A powerful new class of antibiotics capable of killing drug-resistant bacteria has been discovered by researchers at the Massachusetts Institute of Technology (MIT), by utilizing a subtype of artificial intelligence (AI) known as deep learning. Results from the study, published in the journal Nature, demonstrate the compound’s effectiveness against Methicillin-Resistant Staphylococcus Aureus (MRSA), a bacterium responsible for over 10,000 deaths annually in the US. The compounds showcased low toxicity against human cells, reinforcing their potential as drug candidates.
The study’s significant innovation is the scientists’ ability to determine the data the deep learning models used to predict the compounds’ antibiotic potency. Greater understanding of this process could enable the design of even more effective drugs. The researchers’ method offers a time and resource-efficient framework that is also able to provide structural insights into the antibiotics. This study is part of the Antibiotics-AI Project, a seven-year mission to discover new antibiotic classes.
MRSA, which infects more than 80,000 US residents annually, causes skin infections or pneumonia and can escalate to sepsis.

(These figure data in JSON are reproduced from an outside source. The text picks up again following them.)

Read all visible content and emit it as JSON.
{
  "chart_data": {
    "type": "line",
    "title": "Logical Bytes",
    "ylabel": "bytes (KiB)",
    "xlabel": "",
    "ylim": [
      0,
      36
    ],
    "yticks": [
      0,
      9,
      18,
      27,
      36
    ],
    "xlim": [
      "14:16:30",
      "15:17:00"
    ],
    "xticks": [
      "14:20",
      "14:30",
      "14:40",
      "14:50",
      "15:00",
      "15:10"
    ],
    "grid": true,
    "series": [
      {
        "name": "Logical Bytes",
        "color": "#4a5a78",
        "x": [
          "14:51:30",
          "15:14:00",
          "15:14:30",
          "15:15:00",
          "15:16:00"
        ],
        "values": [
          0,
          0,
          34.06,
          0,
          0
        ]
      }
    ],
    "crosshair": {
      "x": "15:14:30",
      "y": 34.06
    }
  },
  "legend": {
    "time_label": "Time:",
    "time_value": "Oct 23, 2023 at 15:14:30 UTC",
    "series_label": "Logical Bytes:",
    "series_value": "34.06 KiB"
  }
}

Over the last few years, Collins and his team have utilized deep learning to discover new antibiotics, leading to potential drug candidates against several drug-resistant bacterium strains. The deep learning models identified these drug candidates by recognising antimicrobial chemical structures before comparing them to millions of others to predict new candidates with high antimicrobial activity.
The researchers trained the deep learning model using extensive datasets, comprising antibiotic activity of about 39,000 compounds against MRSA. To understand the model’s predictions, the scientists adapted an algorithm known as Monte Carlo tree search, which makes deep learning models more comprehensible. This algorithm allows estimation of each molecule’s antimicrobial activity and prediction of molecule substructures that might contribute to this activity.
Further candidate drugs were identified by training additional deep learning models to predict potential toxicity to different human cell types. Combining toxicity predictions with predictions of antimicrobial activity, the researchers discovered compounds with both antimicrobial properties and minimal adverse effects on the human body.
From over 12 million commercially available compounds, the researchers’ models predicted five different compound classes that could be active against MRSA. After purchasing and testing 280 compounds, two were confirmed as highly promising antibiotic candidates. These two compounds killed bacteria by disrupting their ability to maintain an electrochemical gradient across their cell membranes, necessary for critical cell functions.
The findings will be used for further detailed analysis by Phare Bio, an MIT-founded nonprofit part of the Antibiotics-AI Project, to ascertain the compounds’ chemical properties and potential clinical use. Furthermore, the successful methodology applied in this study can be adapted to discover new antibiotic classes for different pathogens, with efforts already underway to design new drug candidates.